Benzer bir biçimde çocuğun, fark edilmesinden sonra en hızlı biçimde koruyucu bakımdan yararlandırılmasını amaçlayan acil koruma tedbirinin uygulanmasına, Yönetmeliğin 14.maddesi ile bir sınırlama getirilmekte ve sağlık kontrolü yapılmadan çocuğun kurum bakımına alınmaması esası benimsenmektedir.
Çocuk Koruma Kanunu’nun kabulünden sonra koruma kapasitesi bakımından gücünü zayıflatan bu düzenlemeler ile Kanunun koruma bölümüne ilişkin eksikliğin Sosyal Hizmetler Kanunu ile giderilmesi olanağı da kalmamıştır.
2005’TEN 2024’E ÇOCUK KORUMA KANUNU
Çocuk Koruma Kanunu’nda kabul edildiği 2005 yılından bu yana, 5 kez değişiklik yapıldı. İlk değişikliğin yapıldığı 2006 yılında kamu davasının açılması, hükmün açıklanmasının geri bırakılması ve uzlaşma müesseselerinde çocuğa özgü düzenlemeler yürürlükten kaldırılarak, bu alanlarda genel hükümlerin uygulanması esası benimsendi.

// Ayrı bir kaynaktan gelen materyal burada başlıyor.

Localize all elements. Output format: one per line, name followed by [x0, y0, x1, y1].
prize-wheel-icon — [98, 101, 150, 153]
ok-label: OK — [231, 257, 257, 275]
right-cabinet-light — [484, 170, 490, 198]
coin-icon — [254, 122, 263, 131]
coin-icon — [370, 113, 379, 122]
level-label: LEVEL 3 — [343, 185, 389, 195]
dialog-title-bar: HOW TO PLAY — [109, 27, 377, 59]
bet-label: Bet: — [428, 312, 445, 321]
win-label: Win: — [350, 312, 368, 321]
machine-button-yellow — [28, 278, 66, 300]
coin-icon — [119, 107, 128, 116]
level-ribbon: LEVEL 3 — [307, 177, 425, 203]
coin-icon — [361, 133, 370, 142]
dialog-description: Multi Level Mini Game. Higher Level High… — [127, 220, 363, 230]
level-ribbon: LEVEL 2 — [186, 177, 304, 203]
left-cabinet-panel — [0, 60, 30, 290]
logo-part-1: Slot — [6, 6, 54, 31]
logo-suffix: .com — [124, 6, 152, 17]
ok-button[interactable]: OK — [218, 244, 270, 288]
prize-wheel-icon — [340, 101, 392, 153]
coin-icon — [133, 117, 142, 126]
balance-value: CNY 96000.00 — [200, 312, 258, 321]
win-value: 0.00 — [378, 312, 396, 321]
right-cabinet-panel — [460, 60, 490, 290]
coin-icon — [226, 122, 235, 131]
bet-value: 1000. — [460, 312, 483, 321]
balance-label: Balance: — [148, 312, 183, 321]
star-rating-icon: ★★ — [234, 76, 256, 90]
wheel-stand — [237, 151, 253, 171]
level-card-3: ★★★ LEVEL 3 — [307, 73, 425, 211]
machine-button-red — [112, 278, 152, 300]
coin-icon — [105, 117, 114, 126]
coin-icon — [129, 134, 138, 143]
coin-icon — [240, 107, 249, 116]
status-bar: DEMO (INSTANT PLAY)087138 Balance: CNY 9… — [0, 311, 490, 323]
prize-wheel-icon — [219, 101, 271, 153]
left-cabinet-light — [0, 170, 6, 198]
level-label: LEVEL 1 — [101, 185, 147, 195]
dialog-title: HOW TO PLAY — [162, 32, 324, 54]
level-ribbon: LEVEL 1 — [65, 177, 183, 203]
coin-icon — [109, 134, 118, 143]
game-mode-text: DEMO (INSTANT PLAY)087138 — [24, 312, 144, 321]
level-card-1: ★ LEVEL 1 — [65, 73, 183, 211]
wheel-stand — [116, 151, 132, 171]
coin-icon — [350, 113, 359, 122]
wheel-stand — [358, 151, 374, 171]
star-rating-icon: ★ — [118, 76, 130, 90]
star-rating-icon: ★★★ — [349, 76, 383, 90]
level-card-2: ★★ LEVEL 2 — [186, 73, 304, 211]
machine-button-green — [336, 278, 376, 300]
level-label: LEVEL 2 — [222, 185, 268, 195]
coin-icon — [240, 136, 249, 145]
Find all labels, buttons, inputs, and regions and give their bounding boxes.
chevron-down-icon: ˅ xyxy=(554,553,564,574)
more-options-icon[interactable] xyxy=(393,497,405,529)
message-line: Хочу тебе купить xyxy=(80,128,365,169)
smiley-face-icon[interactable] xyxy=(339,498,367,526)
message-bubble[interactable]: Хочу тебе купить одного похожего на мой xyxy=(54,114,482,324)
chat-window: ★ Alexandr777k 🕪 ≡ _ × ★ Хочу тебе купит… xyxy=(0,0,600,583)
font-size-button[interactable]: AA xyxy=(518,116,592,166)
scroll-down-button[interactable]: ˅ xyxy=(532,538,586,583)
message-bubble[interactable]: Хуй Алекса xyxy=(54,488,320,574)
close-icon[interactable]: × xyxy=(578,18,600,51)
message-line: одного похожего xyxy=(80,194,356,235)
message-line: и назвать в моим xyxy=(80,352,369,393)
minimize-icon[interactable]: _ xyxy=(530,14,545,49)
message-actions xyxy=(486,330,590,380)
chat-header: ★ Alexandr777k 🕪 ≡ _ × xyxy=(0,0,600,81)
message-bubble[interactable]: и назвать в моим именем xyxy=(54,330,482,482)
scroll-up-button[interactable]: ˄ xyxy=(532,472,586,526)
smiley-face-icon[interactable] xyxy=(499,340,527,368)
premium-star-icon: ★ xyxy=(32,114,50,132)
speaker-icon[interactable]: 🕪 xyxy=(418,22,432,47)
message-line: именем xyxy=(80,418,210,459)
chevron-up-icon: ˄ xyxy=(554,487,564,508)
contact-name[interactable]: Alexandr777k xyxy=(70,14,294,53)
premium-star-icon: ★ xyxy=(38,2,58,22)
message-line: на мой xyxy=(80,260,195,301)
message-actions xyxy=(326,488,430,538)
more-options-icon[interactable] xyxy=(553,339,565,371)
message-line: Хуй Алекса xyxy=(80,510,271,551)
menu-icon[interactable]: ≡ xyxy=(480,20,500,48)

Bu değişiklik ile Çocuk Koruma Kanunu cezaya alternatifler bakımından sahip olduğu bir çocuğa özgü uygulama alanını daha da yitirmiş oldu.
2012 yılında yapılan değişiklik ile sosyal çalışma görevlisi olarak atanabilecek meslekler listesine çocuk gelişimi, öğretmenlik, aile ve tüketici ekonomisi bölümü mezunları da eklendi. Kanunun kabul edildiği tarihte, Türkiye’de sosyal hizmet eğitimi veren sadece bir fakülte vardı ve mezun sayısı çok düşüktü. Bu nedenle sosyal hizmetler bölümü mezunlarının yanı sıra psikoloji ve psikolojik danışmanlık ve rehberlik bölümü mezunlarının da atanmasını imkan veren bir düzenleme yapıldı. Zaman içerisinde yeterli mezun verilmesi ile birlikte sosyal inceleme konusu ve işin eğitimini almış sosyal hizmet uzmanlarına bırakılması gereken tanımı, çok daha genişleterek konunun uzmanı olmayan kişilerin atanmasına yönelik riskli bir değişiklik yapılmıştır.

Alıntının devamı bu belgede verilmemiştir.